John Carr of Wilbur Smith Associates and the lead consultant on the bridge replacement project, said he was happy to hear that the Mitigation Committee had formed and that local groups were meeting regularly to plan well ahead of the project’s start. “Meeting now to develop a good strategy shows they’re engaged and being very practical. They can start thinking through these scenarios,” he said. “We still have plenty of time, but as we move through this, they’ll have time to make adjustments.”

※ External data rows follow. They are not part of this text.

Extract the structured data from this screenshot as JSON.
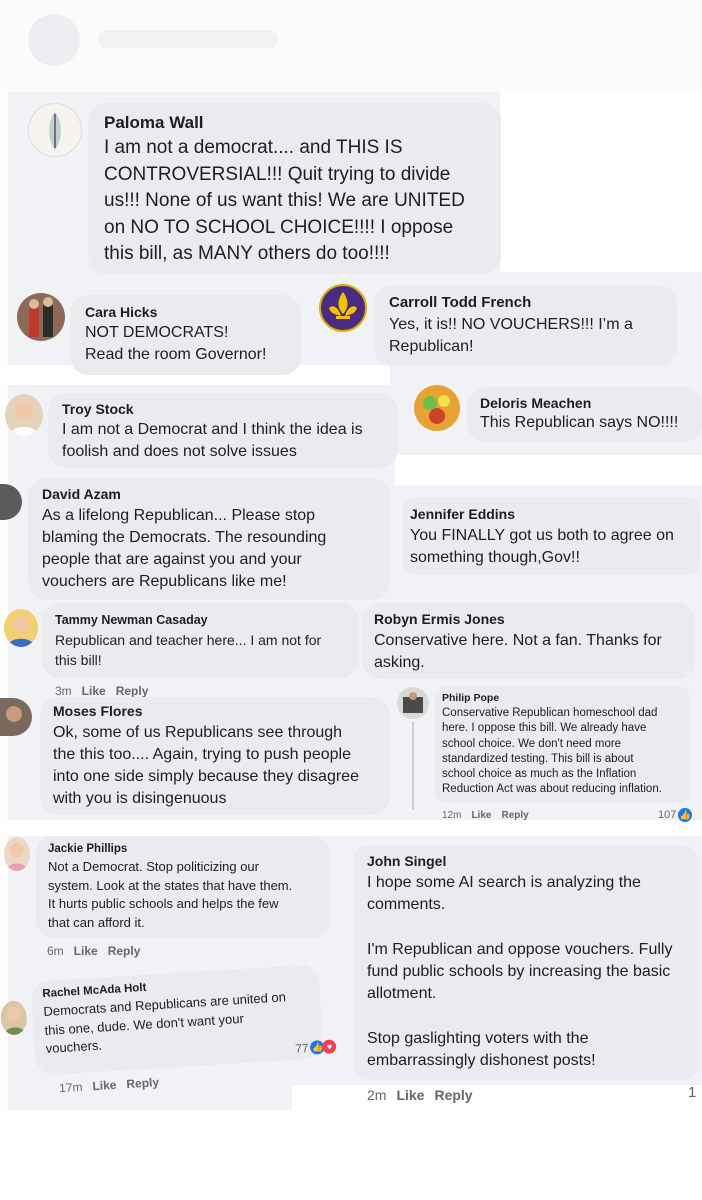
{
  "header": {
    "title": ""
  },
  "comments": [
    {
      "name": "Paloma Wall",
      "text": "I am not a democrat.... and THIS IS\nCONTROVERSIAL!!! Quit trying to divide\nus!!! None of us want this! We are UNITED\non NO TO SCHOOL CHOICE!!!! I oppose\nthis bill, as MANY others do too!!!!"
    },
    {
      "name": "Cara Hicks",
      "text": "NOT DEMOCRATS!\nRead the room Governor!"
    },
    {
      "name": "Carroll Todd French",
      "text": "Yes, it is!! NO VOUCHERS!!!  I’m a\nRepublican!"
    },
    {
      "name": "Troy Stock",
      "text": "I am not a Democrat and I think the idea is\nfoolish and does not solve issues"
    },
    {
      "name": "Deloris Meachen",
      "text": "This Republican says NO!!!!"
    },
    {
      "name": "David Azam",
      "text": "As a lifelong Republican... Please stop\nblaming the Democrats. The resounding\npeople that are against you and your\nvouchers are Republicans like me!"
    },
    {
      "name": "Jennifer Eddins",
      "text": "You FINALLY got us both to agree on\nsomething though,Gov!!"
    },
    {
      "name": "Tammy Newman Casaday",
      "text": "Republican and teacher here... I am not for\nthis bill!",
      "time": "3m"
    },
    {
      "name": "Robyn Ermis Jones",
      "text": "Conservative here. Not a fan. Thanks for\nasking."
    },
    {
      "name": "Moses Flores",
      "text": "Ok, some of us Republicans see through\nthe this too.... Again, trying to push people\ninto one side simply because they disagree\nwith you is disingenuous"
    },
    {
      "name": "Philip Pope",
      "text": "Conservative Republican homeschool dad\nhere. I oppose this bill. We already have\nschool choice. We don't need more\nstandardized testing. This bill is about\nschool choice as much as the Inflation\nReduction Act was about reducing inflation.",
      "time": "12m",
      "reactions": "107"
    },
    {
      "name": "Jackie Phillips",
      "text": "Not a Democrat. Stop politicizing our\nsystem. Look at the states that have them.\nIt hurts public schools and helps the few\nthat can afford it.",
      "time": "6m"
    },
    {
      "name": "John Singel",
      "text": "I hope some AI search is analyzing the\ncomments.\n\nI'm Republican and oppose vouchers. Fully\nfund public schools by increasing the basic\nallotment.\n\nStop gaslighting voters with the\nembarrassingly dishonest posts!",
      "time": "2m",
      "reactions": "1"
    },
    {
      "name": "Rachel McAda Holt",
      "text": "Democrats and Republicans are united on\nthis one, dude.  We don't want your\nvouchers.",
      "time": "17m",
      "reactions": "77"
    }
  ],
  "actions": {
    "like": "Like",
    "reply": "Reply"
  },
  "colors": {
    "bubble": "#e9ebee",
    "like": "#1877f2",
    "love": "#f33e58"
  }
}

Carr acknowledged that local officials may be inexperienced in managing such a large marketing budget, but added, “We believe the local people best know their town’s strengths and where their target market of tourists is coming from, so we trust them to spend the money wisely. They understand the needs of the community the best. And if they want to hire an outside marketing firm to help them, they have that right to do so.”